CoralCDN is a system that allows small websites or those with limited resources a method for remaining available in the face of flash-crowds. The system is interesting for a number of reasons: it is a live running system that the public can use, it’s peer to peer, self organizing, and also has a follow-up paper that analyzes the system with five years of hindsight.
What is CoralCDN
CoralCDN is a content distribution network (CDN) built on top of the Coral indexing service. The system can be described in its component parts: Coral DNS services, Coral HTTP proxy, and the Coral indexing service.
Many of CoralCDN’s processes attempt to preserve locality in order to keep latency low. This starts with the DNS lookup by the end user’s browser. CoralCDN assumes that the resolver for the user’s browser is close to the end user on the network. It then picks a Coral HTTP proxy close to the source address of the DNS request.
Specifically, CoralCDN keeps track of the latencies between the proxies and the user and creates levels. The Coral DNS server can get a round trip time to the end user and only provide listings to proxies that fall within a given level.
The DNS servers are also responsible for ensuring that the HTTP proxies that are returned to the end user are available, since a bad HTTP proxy will fail the user’s request. The DNS servers can do this by synchronously checking a proxy’s status with an RPC prior to releasing the DNS response.
The HTTP Proxy
The driving goal of the system is to shield origin servers from request stampedes. The Coral proxies therefore attempt to find the content within CoralCDN before going to the origin server. Additionally, when a proxy begins retrieval from the origin server, it inserts a short lived record into the Coral index so any additional servers that want the object will not simultaneously contact the origin.
The Indexing Service
One of the authors’ stated contributions of this work is the indexing system, including a distributed sloppy hash table (DSHT). Each node is given a 160 bit ID and holds key/value pairs with keys that are “close” to the node’s ID. Additionally, each node maintains a routing table to other nodes. On a put or get, the request can be routed to successively closer nodes to toward the closest node.
The service is considered sloppy because a key/value is not always stored at the closest node. The put process is completed in two phases. The first is a collection of hops to get to the closest node and forms a stack from the list of nodes. This phase ends when the storing node reaches the closest node or when it reaches one that is full and loaded. A full node is one that already stores values for that key. A loaded node is one that is receiving more than requests per minute. In the second phase, the storing node attempts to place the value at the node on top of the stack. If that store fails for some reason, the storer pops the stack and tries again.
Nodes are arranged in clusters based on their average pairwise latency. If that latency is below a certain threshold, the cluster is said to be part of a specific level. A node can be part of multiple clusters but uses the same ID in each. This clustering allows a sequential search for a target value, beginning with low latency “close” nodes and only proceeding to slower levels if needed.
The idea of levels was interesting mostly because the latency thresholds allow the clusters to be self-organizing.
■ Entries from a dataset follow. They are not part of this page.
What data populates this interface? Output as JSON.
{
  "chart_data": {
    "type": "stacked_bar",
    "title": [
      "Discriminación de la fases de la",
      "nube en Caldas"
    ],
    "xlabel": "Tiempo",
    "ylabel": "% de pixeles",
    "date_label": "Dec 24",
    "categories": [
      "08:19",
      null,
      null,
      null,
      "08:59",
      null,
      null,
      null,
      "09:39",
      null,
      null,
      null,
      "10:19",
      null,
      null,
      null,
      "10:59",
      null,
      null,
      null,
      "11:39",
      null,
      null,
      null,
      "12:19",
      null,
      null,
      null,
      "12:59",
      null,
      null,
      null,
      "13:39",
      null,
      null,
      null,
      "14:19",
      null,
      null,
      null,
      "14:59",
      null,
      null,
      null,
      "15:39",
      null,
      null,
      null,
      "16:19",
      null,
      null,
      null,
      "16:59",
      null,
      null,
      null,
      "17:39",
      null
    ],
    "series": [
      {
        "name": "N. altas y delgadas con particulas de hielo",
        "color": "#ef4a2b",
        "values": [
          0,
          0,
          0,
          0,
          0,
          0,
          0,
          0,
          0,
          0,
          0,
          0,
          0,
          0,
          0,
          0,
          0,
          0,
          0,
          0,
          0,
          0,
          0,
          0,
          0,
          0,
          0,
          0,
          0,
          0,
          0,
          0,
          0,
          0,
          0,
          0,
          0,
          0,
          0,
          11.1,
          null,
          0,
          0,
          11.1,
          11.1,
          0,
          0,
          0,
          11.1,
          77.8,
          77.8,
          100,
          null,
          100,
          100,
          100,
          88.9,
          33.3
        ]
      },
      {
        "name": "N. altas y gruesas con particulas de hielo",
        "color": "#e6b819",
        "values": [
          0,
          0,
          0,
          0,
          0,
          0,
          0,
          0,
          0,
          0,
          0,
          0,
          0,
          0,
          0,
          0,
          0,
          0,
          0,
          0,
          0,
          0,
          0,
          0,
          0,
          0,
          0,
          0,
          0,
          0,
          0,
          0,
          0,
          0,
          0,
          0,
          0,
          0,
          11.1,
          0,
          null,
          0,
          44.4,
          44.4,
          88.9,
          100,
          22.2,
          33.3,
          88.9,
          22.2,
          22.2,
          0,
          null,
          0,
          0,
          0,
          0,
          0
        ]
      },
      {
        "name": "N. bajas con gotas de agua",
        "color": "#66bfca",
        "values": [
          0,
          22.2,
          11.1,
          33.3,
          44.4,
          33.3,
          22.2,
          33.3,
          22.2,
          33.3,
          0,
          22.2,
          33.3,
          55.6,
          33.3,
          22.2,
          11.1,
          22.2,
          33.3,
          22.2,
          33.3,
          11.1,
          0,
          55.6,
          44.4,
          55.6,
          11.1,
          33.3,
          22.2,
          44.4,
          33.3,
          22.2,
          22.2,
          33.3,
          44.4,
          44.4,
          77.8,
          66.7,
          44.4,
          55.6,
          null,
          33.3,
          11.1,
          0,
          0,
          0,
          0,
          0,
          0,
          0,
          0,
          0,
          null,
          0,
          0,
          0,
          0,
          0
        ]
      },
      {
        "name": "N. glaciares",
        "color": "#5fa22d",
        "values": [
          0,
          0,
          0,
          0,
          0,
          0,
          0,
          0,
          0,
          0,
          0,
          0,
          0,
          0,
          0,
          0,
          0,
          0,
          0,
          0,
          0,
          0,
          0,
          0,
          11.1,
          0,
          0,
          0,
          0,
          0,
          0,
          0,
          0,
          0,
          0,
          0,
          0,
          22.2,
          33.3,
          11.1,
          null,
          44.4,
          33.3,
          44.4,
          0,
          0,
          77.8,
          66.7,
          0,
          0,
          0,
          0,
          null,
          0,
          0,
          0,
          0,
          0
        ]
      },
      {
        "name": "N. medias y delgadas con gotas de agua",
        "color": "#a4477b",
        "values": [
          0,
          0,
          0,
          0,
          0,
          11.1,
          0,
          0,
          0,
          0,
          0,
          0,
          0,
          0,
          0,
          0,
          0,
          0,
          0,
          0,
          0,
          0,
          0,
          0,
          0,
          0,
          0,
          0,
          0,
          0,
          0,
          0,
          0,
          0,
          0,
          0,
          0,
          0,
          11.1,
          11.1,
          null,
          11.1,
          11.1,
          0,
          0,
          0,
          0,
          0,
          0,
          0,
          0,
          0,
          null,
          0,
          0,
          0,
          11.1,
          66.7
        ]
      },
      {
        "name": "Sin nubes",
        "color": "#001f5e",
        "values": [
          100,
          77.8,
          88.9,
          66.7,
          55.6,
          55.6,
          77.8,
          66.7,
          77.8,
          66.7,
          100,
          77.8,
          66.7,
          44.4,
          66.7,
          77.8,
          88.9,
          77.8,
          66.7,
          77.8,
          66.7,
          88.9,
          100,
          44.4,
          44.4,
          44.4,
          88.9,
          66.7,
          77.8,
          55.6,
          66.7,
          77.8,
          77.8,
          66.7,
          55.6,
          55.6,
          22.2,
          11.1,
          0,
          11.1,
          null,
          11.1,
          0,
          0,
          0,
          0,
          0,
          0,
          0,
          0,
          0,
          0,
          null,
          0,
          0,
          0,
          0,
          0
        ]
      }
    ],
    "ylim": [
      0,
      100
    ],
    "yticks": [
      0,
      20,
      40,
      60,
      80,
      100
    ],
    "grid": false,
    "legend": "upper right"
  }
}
Clearly, locality is important to a CDN. It does seem however, that simple static organization of nodes into clusters would be sufficient to allow latency locality.
Though we didn’t technically read the follow-up paper, there is an interesting section on lessons learned. In the section on usage, the authors found that a small number of popular URLs account for a large percentage of the requests but that these requests take up relatively little room on the cache. This means that more than 70% of requests are served from local cache, with only 7.1% retrieved from other Coral proxies.